I always make this quantity so I can freeze small portions for the girls or for another time or to make it into a quick, no fuss lasagne.  I also use this meal on days when I will out in the afternoons for school activities and want something ready when we walk in the door, so use your slow cooker.  I brown the meat and onions first in a pan and pull it all together on the stove top and then put it in the slow cooker and let it cook over the day on low.  The clean up is then done and out of the way usually by 9am and all I need to do is cook the pasta when we get home and grate some parmesan.  As we know, these types of dishes just get better the longer you cook them so get cracking on this early and you'll have it in the slow cooker within 20minutes and can forget about it all day long. 



Serve 6-8

Ingredients:
1 large brown onion, finely diced
2 cloves garlic, crushed
olive oil
1 cup carrot, blitzed or pureed 
3 ribs of celery, blitzed/finely diced
1 1/2 kg / 3 lbs of mixed mince/ground meat - beef, pork, veal.  1:1:1 is perfect
3 x 410g/14.5oz tins tomatoes, pureed
170g/6oz tin tomato paste
1 - 1 1/2 tins (410g/14.5oz) water
2 bay leaves
1 massive handful (total) of basil, parsley, thyme, oregano, rosemary - freshly chopped
(you can use a dried Italian herb blend if you prefer but try to boost with fresh herbs where you can)
1 cup good quality red wine (something you would want to drink)
250g / 1/2 lb bacon or ham, finely diced or 'blitzed' in a mini-processor
sea salt and cracked pepper to season

Method:
  • Dice the onions. I always do these by hand as they never get diced evenly in a processor and I end up with large pieces (detectable by the younger generation)
  • In a mini processor, place your celery and carrot and blitz to a fine grate.* set aside.  Then blitz the ham or bacon.
  • Chop your herbs or put those in the processor too if you like with the bacon.
  • Heat a non stick pan with a good glug of olive oil and when hot, add the onions.  Cook until clear approx 3-5 minutes.  Add the garlic and cook until fragrant and then brown the meat.  You may need to do the meat in two batches depending on the size of your pan. 
  • Cook the bacon or ham.
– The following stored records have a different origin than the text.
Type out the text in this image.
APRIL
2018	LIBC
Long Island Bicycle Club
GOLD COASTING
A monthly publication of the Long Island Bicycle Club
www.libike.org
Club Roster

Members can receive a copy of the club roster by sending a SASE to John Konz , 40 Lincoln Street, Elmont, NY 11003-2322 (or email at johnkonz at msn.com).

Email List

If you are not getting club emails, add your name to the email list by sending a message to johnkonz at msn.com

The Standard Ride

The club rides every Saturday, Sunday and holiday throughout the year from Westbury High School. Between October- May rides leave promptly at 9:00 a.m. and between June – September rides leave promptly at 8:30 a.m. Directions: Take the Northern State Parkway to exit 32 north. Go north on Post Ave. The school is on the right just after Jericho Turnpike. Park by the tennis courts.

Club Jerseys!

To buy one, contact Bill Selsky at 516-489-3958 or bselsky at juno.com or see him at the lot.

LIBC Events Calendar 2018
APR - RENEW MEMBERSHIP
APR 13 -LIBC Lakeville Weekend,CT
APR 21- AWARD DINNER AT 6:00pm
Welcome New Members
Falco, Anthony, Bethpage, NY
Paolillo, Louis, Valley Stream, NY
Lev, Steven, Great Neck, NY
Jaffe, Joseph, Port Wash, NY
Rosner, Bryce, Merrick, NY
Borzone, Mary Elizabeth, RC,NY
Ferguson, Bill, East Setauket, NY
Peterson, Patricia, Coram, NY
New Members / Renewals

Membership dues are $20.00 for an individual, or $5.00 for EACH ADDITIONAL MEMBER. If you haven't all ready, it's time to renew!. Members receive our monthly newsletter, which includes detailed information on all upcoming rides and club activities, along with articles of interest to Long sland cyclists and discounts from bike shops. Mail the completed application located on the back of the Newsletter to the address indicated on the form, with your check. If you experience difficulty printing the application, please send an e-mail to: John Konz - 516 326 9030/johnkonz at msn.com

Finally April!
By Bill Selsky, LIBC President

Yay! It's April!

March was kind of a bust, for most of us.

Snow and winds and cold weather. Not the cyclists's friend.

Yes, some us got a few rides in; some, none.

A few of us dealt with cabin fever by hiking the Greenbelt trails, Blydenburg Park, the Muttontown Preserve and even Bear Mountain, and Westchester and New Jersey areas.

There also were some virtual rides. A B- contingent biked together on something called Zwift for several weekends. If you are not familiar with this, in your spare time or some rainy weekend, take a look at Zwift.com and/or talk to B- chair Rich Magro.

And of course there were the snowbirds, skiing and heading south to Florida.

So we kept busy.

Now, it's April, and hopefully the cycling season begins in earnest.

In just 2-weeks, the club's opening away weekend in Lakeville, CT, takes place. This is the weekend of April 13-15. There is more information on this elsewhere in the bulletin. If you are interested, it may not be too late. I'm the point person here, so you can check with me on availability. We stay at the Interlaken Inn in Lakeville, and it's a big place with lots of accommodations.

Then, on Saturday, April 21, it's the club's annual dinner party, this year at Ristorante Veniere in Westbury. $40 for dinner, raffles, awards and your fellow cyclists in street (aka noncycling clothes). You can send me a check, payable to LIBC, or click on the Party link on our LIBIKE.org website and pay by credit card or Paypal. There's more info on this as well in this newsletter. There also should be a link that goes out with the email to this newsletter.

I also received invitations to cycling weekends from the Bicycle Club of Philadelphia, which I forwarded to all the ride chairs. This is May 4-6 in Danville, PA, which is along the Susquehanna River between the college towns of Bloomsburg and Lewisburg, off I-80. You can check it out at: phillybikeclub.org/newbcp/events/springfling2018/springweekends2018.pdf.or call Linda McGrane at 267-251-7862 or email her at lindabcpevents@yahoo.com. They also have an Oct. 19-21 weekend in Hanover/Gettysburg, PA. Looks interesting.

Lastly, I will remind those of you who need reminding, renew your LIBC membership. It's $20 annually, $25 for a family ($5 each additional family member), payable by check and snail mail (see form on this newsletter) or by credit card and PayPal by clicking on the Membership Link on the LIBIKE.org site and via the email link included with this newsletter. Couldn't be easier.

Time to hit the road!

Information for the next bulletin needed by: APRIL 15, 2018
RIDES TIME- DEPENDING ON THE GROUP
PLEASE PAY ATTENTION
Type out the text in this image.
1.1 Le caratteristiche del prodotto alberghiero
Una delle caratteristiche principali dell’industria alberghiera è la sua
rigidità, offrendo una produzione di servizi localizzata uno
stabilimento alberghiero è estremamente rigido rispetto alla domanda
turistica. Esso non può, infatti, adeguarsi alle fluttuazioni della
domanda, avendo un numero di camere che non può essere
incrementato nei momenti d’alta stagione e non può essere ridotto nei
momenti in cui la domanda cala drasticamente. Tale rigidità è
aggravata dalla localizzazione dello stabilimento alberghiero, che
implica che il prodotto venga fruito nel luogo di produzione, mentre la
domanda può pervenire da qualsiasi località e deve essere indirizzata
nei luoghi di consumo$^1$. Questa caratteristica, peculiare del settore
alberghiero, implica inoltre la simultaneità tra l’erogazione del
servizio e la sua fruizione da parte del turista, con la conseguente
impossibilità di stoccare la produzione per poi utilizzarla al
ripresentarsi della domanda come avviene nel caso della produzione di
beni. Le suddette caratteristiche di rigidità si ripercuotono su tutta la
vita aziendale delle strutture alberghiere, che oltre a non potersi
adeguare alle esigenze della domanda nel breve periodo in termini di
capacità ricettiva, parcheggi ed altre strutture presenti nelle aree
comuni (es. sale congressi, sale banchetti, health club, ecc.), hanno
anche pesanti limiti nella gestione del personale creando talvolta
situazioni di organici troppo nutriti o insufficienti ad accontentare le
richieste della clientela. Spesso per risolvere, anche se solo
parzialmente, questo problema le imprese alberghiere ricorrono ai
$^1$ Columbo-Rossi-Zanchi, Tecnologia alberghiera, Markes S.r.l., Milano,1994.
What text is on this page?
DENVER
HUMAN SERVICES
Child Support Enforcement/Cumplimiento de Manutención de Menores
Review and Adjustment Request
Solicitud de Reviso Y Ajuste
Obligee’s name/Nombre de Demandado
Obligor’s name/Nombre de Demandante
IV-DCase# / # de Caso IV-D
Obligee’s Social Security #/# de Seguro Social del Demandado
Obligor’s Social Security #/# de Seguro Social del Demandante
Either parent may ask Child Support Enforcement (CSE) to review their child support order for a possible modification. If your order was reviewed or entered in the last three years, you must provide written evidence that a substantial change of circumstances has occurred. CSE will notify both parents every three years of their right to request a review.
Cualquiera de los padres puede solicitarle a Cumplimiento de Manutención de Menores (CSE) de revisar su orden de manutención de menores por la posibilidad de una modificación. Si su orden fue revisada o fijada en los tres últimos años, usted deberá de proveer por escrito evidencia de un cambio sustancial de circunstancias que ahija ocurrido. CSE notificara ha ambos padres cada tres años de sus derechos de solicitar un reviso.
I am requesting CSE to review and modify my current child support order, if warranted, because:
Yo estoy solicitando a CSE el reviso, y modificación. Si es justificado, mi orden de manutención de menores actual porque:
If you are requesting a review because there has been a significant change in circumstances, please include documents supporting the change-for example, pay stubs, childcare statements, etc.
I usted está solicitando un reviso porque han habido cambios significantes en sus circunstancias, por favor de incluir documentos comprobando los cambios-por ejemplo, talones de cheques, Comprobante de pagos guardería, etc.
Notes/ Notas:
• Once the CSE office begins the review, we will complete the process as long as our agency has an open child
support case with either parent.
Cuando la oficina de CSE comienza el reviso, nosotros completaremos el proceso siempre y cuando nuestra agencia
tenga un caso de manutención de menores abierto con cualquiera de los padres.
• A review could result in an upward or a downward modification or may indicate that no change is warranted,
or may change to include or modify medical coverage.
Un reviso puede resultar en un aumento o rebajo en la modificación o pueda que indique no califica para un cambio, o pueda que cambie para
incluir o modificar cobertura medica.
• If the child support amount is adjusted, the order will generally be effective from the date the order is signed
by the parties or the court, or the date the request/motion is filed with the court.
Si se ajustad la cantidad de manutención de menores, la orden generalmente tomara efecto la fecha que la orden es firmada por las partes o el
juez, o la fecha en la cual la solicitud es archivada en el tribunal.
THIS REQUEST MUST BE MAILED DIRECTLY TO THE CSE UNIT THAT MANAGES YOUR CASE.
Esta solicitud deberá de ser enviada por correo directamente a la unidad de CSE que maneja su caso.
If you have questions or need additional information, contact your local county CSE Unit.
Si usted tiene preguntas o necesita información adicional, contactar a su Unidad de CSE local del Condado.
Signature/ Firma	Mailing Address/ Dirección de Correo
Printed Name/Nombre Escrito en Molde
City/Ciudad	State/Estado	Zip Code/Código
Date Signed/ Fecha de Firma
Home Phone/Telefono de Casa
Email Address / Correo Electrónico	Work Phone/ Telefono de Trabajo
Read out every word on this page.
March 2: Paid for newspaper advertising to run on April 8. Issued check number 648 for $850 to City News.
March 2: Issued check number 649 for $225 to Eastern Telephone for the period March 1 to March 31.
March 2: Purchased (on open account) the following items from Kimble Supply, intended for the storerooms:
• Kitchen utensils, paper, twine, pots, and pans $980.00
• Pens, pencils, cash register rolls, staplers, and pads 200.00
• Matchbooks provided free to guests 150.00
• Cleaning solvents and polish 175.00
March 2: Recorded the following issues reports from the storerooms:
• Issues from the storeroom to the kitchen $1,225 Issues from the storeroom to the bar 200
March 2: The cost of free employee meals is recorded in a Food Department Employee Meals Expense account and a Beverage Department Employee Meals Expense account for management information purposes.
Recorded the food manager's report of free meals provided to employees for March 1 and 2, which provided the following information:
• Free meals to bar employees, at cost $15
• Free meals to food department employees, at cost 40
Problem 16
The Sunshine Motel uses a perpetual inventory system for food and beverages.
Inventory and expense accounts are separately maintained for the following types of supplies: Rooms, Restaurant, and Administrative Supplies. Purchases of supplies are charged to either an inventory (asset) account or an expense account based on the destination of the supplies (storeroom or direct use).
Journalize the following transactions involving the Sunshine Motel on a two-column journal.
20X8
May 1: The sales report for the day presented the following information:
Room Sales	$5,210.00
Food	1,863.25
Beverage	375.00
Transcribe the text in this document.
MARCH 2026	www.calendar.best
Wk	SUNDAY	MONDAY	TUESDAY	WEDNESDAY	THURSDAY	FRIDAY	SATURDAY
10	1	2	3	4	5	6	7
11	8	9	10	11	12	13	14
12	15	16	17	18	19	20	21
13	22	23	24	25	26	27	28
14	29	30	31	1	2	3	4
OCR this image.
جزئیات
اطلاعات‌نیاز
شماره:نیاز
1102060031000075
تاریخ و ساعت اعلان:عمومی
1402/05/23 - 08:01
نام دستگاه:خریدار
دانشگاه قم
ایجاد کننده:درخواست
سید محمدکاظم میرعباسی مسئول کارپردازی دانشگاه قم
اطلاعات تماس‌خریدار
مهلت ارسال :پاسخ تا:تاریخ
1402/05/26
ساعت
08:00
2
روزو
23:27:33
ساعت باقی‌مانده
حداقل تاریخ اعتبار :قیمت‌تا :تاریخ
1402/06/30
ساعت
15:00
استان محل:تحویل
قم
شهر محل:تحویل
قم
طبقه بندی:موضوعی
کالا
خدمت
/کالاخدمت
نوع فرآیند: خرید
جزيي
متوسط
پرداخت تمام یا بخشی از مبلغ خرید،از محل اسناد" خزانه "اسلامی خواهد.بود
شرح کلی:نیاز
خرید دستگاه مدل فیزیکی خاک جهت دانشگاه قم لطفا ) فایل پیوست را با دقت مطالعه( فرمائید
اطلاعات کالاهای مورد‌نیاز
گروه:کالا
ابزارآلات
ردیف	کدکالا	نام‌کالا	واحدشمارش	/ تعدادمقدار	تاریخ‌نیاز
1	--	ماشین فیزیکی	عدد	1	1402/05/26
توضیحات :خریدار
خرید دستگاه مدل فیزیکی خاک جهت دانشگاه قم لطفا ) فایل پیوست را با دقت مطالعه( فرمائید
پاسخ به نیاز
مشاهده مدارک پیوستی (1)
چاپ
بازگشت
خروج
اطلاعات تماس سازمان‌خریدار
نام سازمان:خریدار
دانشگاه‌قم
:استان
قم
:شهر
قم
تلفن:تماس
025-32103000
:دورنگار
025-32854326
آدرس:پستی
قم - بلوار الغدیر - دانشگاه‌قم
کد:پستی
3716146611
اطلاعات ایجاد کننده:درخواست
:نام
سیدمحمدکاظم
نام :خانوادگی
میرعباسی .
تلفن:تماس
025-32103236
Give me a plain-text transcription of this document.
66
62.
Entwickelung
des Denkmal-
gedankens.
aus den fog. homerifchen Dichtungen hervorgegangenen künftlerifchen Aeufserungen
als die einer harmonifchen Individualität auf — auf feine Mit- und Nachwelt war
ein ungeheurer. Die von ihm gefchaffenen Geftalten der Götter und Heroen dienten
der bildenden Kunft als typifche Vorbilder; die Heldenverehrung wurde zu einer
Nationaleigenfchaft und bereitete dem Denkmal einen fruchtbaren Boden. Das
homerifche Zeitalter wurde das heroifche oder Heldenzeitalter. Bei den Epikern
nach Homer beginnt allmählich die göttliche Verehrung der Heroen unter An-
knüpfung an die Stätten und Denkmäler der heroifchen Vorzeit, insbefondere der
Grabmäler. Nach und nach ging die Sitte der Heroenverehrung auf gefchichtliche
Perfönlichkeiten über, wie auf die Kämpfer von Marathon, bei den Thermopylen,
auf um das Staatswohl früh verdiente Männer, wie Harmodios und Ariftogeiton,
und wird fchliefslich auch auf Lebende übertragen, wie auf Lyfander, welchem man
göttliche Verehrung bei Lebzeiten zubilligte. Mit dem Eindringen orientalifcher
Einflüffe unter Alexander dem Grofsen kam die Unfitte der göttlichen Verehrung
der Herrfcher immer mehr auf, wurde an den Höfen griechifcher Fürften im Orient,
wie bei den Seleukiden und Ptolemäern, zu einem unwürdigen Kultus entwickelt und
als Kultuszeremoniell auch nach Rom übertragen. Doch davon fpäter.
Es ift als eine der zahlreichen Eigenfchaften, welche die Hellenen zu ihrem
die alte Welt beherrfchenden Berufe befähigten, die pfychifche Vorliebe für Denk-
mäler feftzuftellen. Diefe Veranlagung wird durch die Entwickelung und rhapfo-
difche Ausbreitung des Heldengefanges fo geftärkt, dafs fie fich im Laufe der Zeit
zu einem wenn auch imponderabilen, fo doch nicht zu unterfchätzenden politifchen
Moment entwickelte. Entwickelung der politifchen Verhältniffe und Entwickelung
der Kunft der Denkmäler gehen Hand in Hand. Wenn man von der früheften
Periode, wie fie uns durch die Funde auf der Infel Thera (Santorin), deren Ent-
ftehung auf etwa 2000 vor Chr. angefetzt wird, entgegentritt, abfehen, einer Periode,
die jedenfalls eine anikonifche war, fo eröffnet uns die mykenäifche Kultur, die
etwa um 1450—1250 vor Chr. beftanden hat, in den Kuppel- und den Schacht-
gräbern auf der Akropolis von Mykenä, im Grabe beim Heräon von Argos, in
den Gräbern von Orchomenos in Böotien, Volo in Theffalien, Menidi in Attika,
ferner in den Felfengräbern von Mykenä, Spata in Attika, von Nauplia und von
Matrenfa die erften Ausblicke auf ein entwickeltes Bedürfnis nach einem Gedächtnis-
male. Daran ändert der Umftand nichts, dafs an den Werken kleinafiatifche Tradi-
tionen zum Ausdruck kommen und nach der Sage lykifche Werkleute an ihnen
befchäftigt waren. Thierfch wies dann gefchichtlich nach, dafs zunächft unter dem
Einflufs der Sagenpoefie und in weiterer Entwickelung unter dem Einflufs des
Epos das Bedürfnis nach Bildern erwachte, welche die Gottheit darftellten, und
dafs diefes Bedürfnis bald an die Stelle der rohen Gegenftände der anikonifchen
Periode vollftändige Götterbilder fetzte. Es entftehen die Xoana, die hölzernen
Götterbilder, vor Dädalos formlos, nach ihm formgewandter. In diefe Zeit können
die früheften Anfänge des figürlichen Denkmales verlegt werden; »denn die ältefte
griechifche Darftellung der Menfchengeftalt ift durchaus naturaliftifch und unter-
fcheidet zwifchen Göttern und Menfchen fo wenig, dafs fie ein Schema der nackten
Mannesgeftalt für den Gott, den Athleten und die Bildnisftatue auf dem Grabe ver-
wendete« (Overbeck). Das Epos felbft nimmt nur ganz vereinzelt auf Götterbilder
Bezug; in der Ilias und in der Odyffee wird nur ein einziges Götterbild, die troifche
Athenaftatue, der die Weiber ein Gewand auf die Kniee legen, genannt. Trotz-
Add all the meat back into the pan
  • Add the celery and carrot and cook until tender.  
  • At this point, either transfer all your cooked ingredients to the slow cooker and continue to add the tomatoes etc to the slow cooker or continue to cook over the stove.
  • With all your meats combined with the onions, garlic, bacon, celery, carrot, now add the herbs and tin tomatoes.  I use a hand processor to puree the tomatoes a little, it helps to thicken the sauce and avoids the girls pulling pieces of larger tomato out of the finished dish.
  • Add the red wine, water, tomato paste and bay leaves. Stir occasionally.
  • Cook over a low heat for approx 1 hour until the sauce reduces.  Add more water as necessary to enrich the flavor and allow to reduce again.
  • Remove the bay leaves, season and serve with spaghetti and freshly grated parmesan cheese
  • If you are using a slow cooker, I keep it on low all day and then remove the lid about 30 minutes before I want it, if possible, to help thicken the sauce.  
  • For the adults I add a few red pepper flakes when serving to give it a kick but that's a personal preference and totally optional.
* I cook carrots regularly and puree them for all sorts of meals and so I have them in my freezer at all times.  If you are using pureed carrots use approx 4 or 5 large ice cube portions, they help to thicken the sauce and no one knows they are there!